The Distributor agrees to indemnify, defend and hold the Fund, its
Directors, officers, employees and agents and any person who controls the Fund
within the meaning of Section 15 of the 1933 Act (each, an "indemnitee"), free
and harmless from and against any and all liabilities and expenses, including
costs of investigation or defense (including reasonable counsel fees) incurred
by such indemnitee, but only to the extent that such liability or expense shall
arise out of or be based upon any untrue or alleged untrue statement of a
material fact contained in information furnished in writing by the Distributor
of the Fund expressly for use in a Prospectus or any alleged omission to state a
material fact in connection with such information required to be stated therein
or necessary to make such information not misleading but shall not be liable for
any liability or expense arising by reason of disabling conduct by such
indemnitee or by reason of acts or omissions by any person selling Shares
pursuant to an agreement with the Distributor.
The Fund shall make advance payments in connection with the expenses of
defending any action with respect to which indemnification might be sought
hereunder if the Fund receives a written affirmation of the indemnitee's good
faith belief that the standard of conduct necessary for indemnification has been
met and a written undertaking to reimburse the Fund if it is subsequently
determined that the indemnity is entitled to such indemnification and if the
Directors of the Fund determine that the facts then known to them would preclude
indemnification.
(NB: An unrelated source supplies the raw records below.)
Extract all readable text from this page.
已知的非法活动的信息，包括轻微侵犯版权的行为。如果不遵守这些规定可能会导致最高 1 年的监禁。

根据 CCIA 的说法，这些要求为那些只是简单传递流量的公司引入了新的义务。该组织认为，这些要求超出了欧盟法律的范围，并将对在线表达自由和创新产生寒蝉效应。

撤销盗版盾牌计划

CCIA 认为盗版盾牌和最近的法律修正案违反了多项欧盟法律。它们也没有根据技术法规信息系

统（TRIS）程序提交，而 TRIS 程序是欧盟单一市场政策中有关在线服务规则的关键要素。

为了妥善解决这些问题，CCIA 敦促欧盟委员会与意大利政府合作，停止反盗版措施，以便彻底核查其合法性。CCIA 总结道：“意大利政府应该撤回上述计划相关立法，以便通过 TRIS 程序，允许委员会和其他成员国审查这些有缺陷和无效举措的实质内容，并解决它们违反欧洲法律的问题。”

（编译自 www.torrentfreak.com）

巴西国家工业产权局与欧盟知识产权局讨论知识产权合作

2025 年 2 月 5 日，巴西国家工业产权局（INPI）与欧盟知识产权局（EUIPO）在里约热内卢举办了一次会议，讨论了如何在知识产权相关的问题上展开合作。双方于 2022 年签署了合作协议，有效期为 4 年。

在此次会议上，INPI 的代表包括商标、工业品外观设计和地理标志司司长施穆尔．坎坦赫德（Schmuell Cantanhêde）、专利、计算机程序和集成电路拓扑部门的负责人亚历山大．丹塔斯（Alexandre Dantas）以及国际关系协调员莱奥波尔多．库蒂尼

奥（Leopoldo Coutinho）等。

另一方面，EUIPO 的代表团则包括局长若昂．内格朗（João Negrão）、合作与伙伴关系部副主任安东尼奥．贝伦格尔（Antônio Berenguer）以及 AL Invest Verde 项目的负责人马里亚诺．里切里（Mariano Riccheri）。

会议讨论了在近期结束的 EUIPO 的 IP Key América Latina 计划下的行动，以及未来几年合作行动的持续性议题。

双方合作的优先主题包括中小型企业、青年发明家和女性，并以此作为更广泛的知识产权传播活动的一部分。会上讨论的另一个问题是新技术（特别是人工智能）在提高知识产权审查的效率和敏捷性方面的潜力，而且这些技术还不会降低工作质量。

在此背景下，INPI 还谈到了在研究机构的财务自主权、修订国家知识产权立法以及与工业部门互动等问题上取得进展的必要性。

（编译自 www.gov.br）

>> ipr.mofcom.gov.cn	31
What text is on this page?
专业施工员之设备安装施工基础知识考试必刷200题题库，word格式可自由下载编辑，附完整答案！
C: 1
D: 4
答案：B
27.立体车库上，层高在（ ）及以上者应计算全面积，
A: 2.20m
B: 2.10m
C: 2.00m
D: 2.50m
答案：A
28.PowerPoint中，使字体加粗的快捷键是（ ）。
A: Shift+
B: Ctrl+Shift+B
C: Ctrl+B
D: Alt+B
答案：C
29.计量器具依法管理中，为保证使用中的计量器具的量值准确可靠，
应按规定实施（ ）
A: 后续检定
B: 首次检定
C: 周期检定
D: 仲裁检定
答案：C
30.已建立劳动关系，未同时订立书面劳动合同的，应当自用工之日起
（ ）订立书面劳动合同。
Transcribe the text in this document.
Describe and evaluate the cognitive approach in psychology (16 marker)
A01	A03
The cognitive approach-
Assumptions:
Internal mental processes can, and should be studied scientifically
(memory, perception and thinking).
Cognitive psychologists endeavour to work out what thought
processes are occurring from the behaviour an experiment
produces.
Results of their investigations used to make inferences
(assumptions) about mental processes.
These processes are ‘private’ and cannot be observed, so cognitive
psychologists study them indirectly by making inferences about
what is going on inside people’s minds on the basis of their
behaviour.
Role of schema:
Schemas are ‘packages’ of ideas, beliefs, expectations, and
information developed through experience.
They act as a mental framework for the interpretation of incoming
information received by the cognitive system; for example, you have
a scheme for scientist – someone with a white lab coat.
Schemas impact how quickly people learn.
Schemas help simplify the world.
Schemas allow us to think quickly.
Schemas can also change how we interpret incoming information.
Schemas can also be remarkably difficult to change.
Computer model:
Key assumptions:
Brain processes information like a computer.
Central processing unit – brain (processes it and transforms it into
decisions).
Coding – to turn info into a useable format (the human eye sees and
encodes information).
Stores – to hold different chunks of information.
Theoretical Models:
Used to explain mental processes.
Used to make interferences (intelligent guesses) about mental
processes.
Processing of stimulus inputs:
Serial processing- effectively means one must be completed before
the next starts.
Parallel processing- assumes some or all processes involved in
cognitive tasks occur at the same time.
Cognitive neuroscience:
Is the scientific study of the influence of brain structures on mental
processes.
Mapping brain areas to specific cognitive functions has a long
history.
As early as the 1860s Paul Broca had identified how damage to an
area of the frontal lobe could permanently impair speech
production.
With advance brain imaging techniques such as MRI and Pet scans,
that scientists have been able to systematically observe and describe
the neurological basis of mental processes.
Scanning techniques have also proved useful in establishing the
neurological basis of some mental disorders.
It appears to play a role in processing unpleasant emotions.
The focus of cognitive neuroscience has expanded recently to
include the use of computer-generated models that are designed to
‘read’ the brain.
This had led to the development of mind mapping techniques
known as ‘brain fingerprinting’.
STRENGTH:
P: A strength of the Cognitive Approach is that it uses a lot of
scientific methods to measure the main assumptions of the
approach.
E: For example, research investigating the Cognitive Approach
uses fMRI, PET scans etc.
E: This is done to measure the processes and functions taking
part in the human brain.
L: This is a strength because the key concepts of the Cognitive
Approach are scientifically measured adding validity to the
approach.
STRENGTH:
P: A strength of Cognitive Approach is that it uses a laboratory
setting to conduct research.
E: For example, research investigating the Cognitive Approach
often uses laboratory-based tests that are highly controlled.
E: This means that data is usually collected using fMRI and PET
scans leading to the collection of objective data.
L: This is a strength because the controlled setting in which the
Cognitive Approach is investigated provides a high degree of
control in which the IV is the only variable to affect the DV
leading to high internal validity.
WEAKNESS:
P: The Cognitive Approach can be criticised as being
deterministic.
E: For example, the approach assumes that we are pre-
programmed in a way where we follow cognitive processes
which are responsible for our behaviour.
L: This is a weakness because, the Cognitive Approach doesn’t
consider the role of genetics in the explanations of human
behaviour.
In addition, at least one of the following conditions must be
met: (A) the indemnitee shall provide a security for his undertaking, (B) the
Fund shall be insured against losses arising by reason of any lawful advances,
or (C) a majority of a quorum of Directors of the Fund who are neither
"interested persons" of the Fund (as defined in Section 2(a)(19) of the Act) nor
parties to the proceeding ("Disinterested Non-Party Directors") or an
independent legal counsel in a written opinion, shall determine, based on a
review of readily available facts (as opposed to a full trial-type inquiry),
that there is reason to believe that the indemnitee ultimately will be found
entitled to indemnification.
All determinations with respect to indemnification hereunder shall be
made (1) by a final decision on the merits by a court or other body before whom
the proceeding was brought that such indemnitee is not liable by reason of
disabling conduct or, (2) in the absence of such a decision, by (i) a majority
vote of a quorum of the Disinterested Non-Party Directors of the Fund, or (ii)
if such a quorum is not obtainable or even, if obtainable, if a majority vote of
such quorum so directs, independent legal counsel in a written opinion.
11. This Agreement shall apply to the Fund's Class A, Class B and
Class C Shares and shall become effective with respect to any other class and
any series when approved by the Board of Directors. This Agreement shall remain
in effect for up to two years from its effective date and thereafter from year
to year, provided such continuance is specifically approved at least annually
prior to each anniversary of such date by (a) Directors Approval or by vote at a
meeting of shareholders of such class or series of the lesser of (i) 67 percent
of the Shares of such class or
series present or represented by proxy and (ii) 50 percent of the outstanding
Shares of such class or series and (b) by Disinterested Directors Approval.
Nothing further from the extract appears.